Assistant Professor of Pediatrics, University of Missouri-Kansas City School of Medicine; Research Assistant Professor of Cancer Biology, University of Kansas School of Medicine

Full Biography

Vivekanand Yadav, PhD, Hematology/Oncology, received a one and a half year, $193,002 grant from the ChadTough Defeat DIPG Foundation.

Dr. Yadav’s study, “Epigenetically activated ID1 is a key transcriptional regulator of DIPG invasion and is targetable with cannabidiol,” will explore the gene responsible for the lethal pediatric brain tumor known as diffuse intrinsic pontine glioma (DIPG) with the goal of opening the door for potential new therapies.

There are no effective therapies for DIPGs other than radiation. As a result, most of the patients die within 1.5 years of diagnosis. Dr. Yadav recognizes that there is an urgent need for new therapies for this pediatric brain tumor.
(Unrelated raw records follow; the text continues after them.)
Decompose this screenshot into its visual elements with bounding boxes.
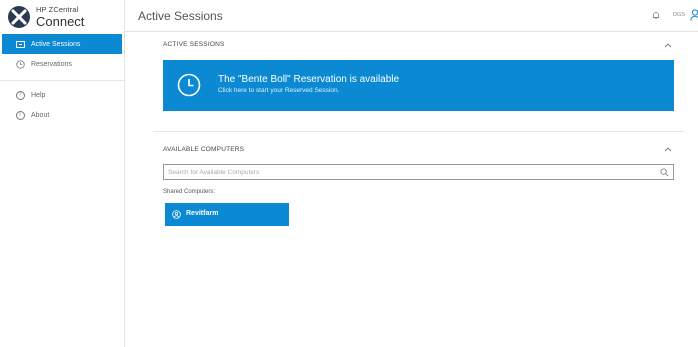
sidebar-divider	[0, 80, 124, 81]
sidebar-nav: Active Sessions Reservations ? Help i Ab…	[0, 34, 124, 125]
help-icon: ?	[15, 90, 25, 100]
available-computers-heading: AVAILABLE COMPUTERS	[163, 146, 245, 153]
sidebar-item-help[interactable]: ? Help	[0, 85, 124, 105]
clock-icon	[15, 59, 25, 69]
computer-search-input[interactable]	[164, 165, 644, 179]
banner-subtitle: Click here to start your Reserved Sessio…	[218, 87, 340, 94]
sidebar-item-label: Reservations	[31, 60, 72, 68]
computer-icon	[172, 210, 181, 219]
shared-computers-label: Shared Computers:	[163, 189, 216, 195]
session-icon	[15, 39, 25, 49]
sidebar-item-active-sessions[interactable]: Active Sessions	[2, 34, 122, 54]
sidebar: HP ZCentral Connect Active Sessions Rese…	[0, 0, 125, 347]
sidebar-item-label: About	[31, 111, 50, 119]
section-divider	[153, 131, 684, 132]
page-title: Active Sessions	[138, 9, 223, 23]
top-header: Active Sessions DGS	[125, 0, 698, 32]
user-icon[interactable]	[690, 9, 698, 21]
clock-icon	[177, 73, 201, 97]
user-initials[interactable]: DGS	[673, 12, 685, 18]
sidebar-item-about[interactable]: i About	[0, 105, 124, 125]
reservation-available-banner[interactable]: The "Bente Boll" Reservation is availabl…	[163, 60, 674, 111]
bell-icon[interactable]	[652, 11, 660, 20]
sidebar-item-label: Help	[31, 91, 46, 99]
computer-tile-revitfarm[interactable]: Revitfarm	[165, 203, 289, 226]
logo-product-text: Connect	[36, 13, 85, 29]
computer-search-box	[163, 164, 674, 180]
computer-tile-label: Revitfarm	[186, 210, 219, 217]
app-logo[interactable]: HP ZCentral Connect	[8, 4, 84, 30]
hp-logo-icon	[8, 6, 30, 28]
search-icon[interactable]	[660, 168, 669, 177]
logo-brand-text: HP ZCentral	[36, 5, 79, 15]
collapse-active-sessions-chevron-up-icon[interactable]	[664, 42, 672, 48]
info-icon: i	[15, 110, 25, 120]
sidebar-item-reservations[interactable]: Reservations	[0, 54, 124, 74]
sidebar-item-label: Active Sessions	[31, 40, 81, 48]
collapse-available-computers-chevron-up-icon[interactable]	[664, 146, 672, 152]
active-sessions-heading: ACTIVE SESSIONS	[163, 41, 225, 48]
banner-title: The "Bente Boll" Reservation is availabl…	[218, 74, 400, 85]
“Inhibitor of DNA-binding (ID) proteins are key transcriptional regulators of tissue and lineage-specific gene differentiation during embryogenesis, he explained. “Also, higher expression of ID1 is associated with aggressive and invasive behavior of tumor cells, correlating with poor clinical outcomes of multiple human cancers.”

Over 80 percent of DIPGs harbor K27M mutations in the genes encoding histone H3.1 (H3F3A) or H3.3 (HISTIH3B) variants and often with concurrent mutation in Activin A receptor, type I (ACVR1). Previous reports show upregulation of ID1 with H3K27M and ACVR1 mutations. However, the impact of ID1 on DIPG tumorigenesis has not yet been validated in human DIPG samples and no attempts have been made to target this pathway in DIPG.

“Our preliminary data suggest that the ID1 gene is epigenetically activated in DIPG and ID1 is upregulated in human DIPG tumor cells and tissues. We observed that genetic knockdown of ID1 reduces DIPG cell invasion and migration while significantly improving the survival of DIPG tumor-bearing mice, indicating that ID1 upregulation is essential for primary features of DIPG,” said Dr. Yadav. “We found that cannabidiol (CBD), a clinically available non-toxic and non-psychotropic cannabinoid, is effective in reducing ID1 levels and viability of cultured DIPG cells.”

CBD treatment (off trial, non-prescribed) is an increasingly popular and controversial therapy among DIPG patients. However, it is entirely un-studied in this setting, with no pre-clinical efficacy data or understanding of its potential mechanism in targeting DIPG cells. Therefore, Dr. Yadav explains that there is a need to investigate the underlying mechanisms of ID1-driven invasion/migration in DIPG and the impact of patient-specific genetic features (e.g. H3 or ACVR1 mutation) on CBD efficacy.

Dr. Yadav’s study will determine the epigenetic mechanism of ID1 activation and its role in DIPG invasiveness as well as the impact of H3F3A/ACVR1 mutation on CBD-mediated ID1 inhibition in DIPG.

This study will lay the groundwork for potential future clinical trials for testing the efficacy of CBD treatment in a rational manner.